Grünlandnutzung ganzheitlich betrachten

Die Studie unterstreicht, dass die ganzheitliche Betrachtung vom Grünland über die Futterkonservierung, der Rationsgestaltung bis hin zur Tiergesundheit und der Milchproduktion Aufschluss über die Wirkungszusammenhänge gibt. Auch wenn für die Bestimmung präziser Grenzwerte für biogene Amine (BA) und Gamma-Amino-Buttersäure (GABA) Fütterungsversuche unter standardisierten Bedingungen notwendig sind, so können für die Praxis Handlungsempfehlungen gegeben werden, die zu einer Verbesserung der Wirtschaftlichkeit und Nachhaltigkeit der Milchviehhaltung führen und Lösungsansätze zur Vorbeugung gegen Faktorenkrankheiten bieten.

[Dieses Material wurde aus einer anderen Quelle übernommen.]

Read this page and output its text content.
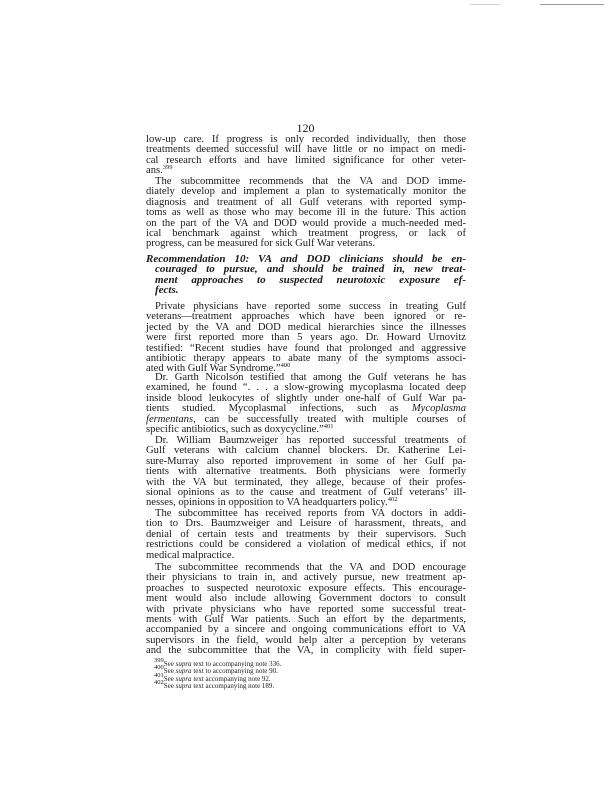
120
low-up care. If progress is only recorded individually, then those
treatments deemed successful will have little or no impact on medi-
cal research efforts and have limited significance for other veter-
ans.$^{399}$
The subcommittee recommends that the VA and DOD imme-
diately develop and implement a plan to systematically monitor the
diagnosis and treatment of all Gulf veterans with reported symp-
toms as well as those who may become ill in the future. This action
on the part of the VA and DOD would provide a much-needed med-
ical benchmark against which treatment progress, or lack of
progress, can be measured for sick Gulf War veterans.
Recommendation 10: VA and DOD clinicians should be en-
couraged to pursue, and should be trained in, new treat-
ment approaches to suspected neurotoxic exposure ef-
fects.
Private physicians have reported some success in treating Gulf
veterans—treatment approaches which have been ignored or re-
jected by the VA and DOD medical hierarchies since the illnesses
were first reported more than 5 years ago. Dr. Howard Urnovitz
testified: “Recent studies have found that prolonged and aggressive
antibiotic therapy appears to abate many of the symptoms associ-
ated with Gulf War Syndrome.”$^{400}$
Dr. Garth Nicolson testified that among the Gulf veterans he has
examined, he found “. . . a slow-growing mycoplasma located deep
inside blood leukocytes of slightly under one-half of Gulf War pa-
tients studied. Mycoplasmal infections, such as Mycoplasma
fermentans, can be successfully treated with multiple courses of
specific antibiotics, such as doxycycline.”$^{401}$
Dr. William Baumzweiger has reported successful treatments of
Gulf veterans with calcium channel blockers. Dr. Katherine Lei-
sure-Murray also reported improvement in some of her Gulf pa-
tients with alternative treatments. Both physicians were formerly
with the VA but terminated, they allege, because of their profes-
sional opinions as to the cause and treatment of Gulf veterans’ ill-
nesses, opinions in opposition to VA headquarters policy.$^{402}$
The subcommittee has received reports from VA doctors in addi-
tion to Drs. Baumzweiger and Leisure of harassment, threats, and
denial of certain tests and treatments by their supervisors. Such
restrictions could be considered a violation of medical ethics, if not
medical malpractice.
The subcommittee recommends that the VA and DOD encourage
their physicians to train in, and actively pursue, new treatment ap-
proaches to suspected neurotoxic exposure effects. This encourage-
ment would also include allowing Government doctors to consult
with private physicians who have reported some successful treat-
ments with Gulf War patients. Such an effort by the departments,
accompanied by a sincere and ongoing communications effort to VA
supervisors in the field, would help alter a perception by veterans
and the subcommittee that the VA, in complicity with field super-
$^{399}$See supra text to accompanying note 336.
$^{400}$See supra text to accompanying note 90.
$^{401}$See supra text accompanying note 92.
$^{402}$See supra text accompanying note 189.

Empfehlungen und Lösungsansätze für die Praxis 

  • Vielfältige Grünlandbestände mit hochwertigen Futterpflanzen bilden die Grundlage für hohe Erträge bei guter Futterqualität. Diese Bestände verfügen über eine deutlich höhere Ernteelastizität. Dies erleichtert die Findung eines optimalen Schnittzeitpunktes bei entsprechender Witterung.
  • Presssaftanalysen helfen bei der Bestimmung des optimalen Schnittzeitpunkts.
  • Geringe BA- und GABA-Gehalte können nur durch konsequente Futterhygiene, sauberes Erntegut und TM Gehalte >35 Prozent erzielt werden. Dies kann vor allem durch einfache Maßnahmen wie Einstellung der Schnitthöhe, konsequente Beseitigung von Wild- und anderen Narbenschäden und Ernte bei trockenen Böden erreicht werden.
  • Bei Auftreten von Faktorenkrankheiten und den beschriebenen klebrigen Kotverschmutzungen an Schwanz und Sitzbeinhöckern in der Herde, die Grassilagen auf biogene Amine untersuchen lassen.
  • Eventuell Minimierung der BA- und GABA-Gehalte in den Futterrationen durch Verschneiden der Silagen.  
  • Vermeidung der Aufnahme von BA und GABA durch Weidegang, da bei Frischgrasfütterung die Aufnahme der Substanzen nicht erfolgt.
  • In Fahrsiloanlagen kann der TM Gehalt der Silagen kaum über 40 Prozent TM gesteigert werden, da dann Probleme mit Fehl- und Nachgärungen bei der Bereitung, Verdichtung und Entnahme entstehen können. Hochsiloanlagen und die Futterkonservierung als Heu in solarunterstützten Unterdachtrocknungsanlagen mit Entfeuchtertechnik sind eine sinnvolle Alternative.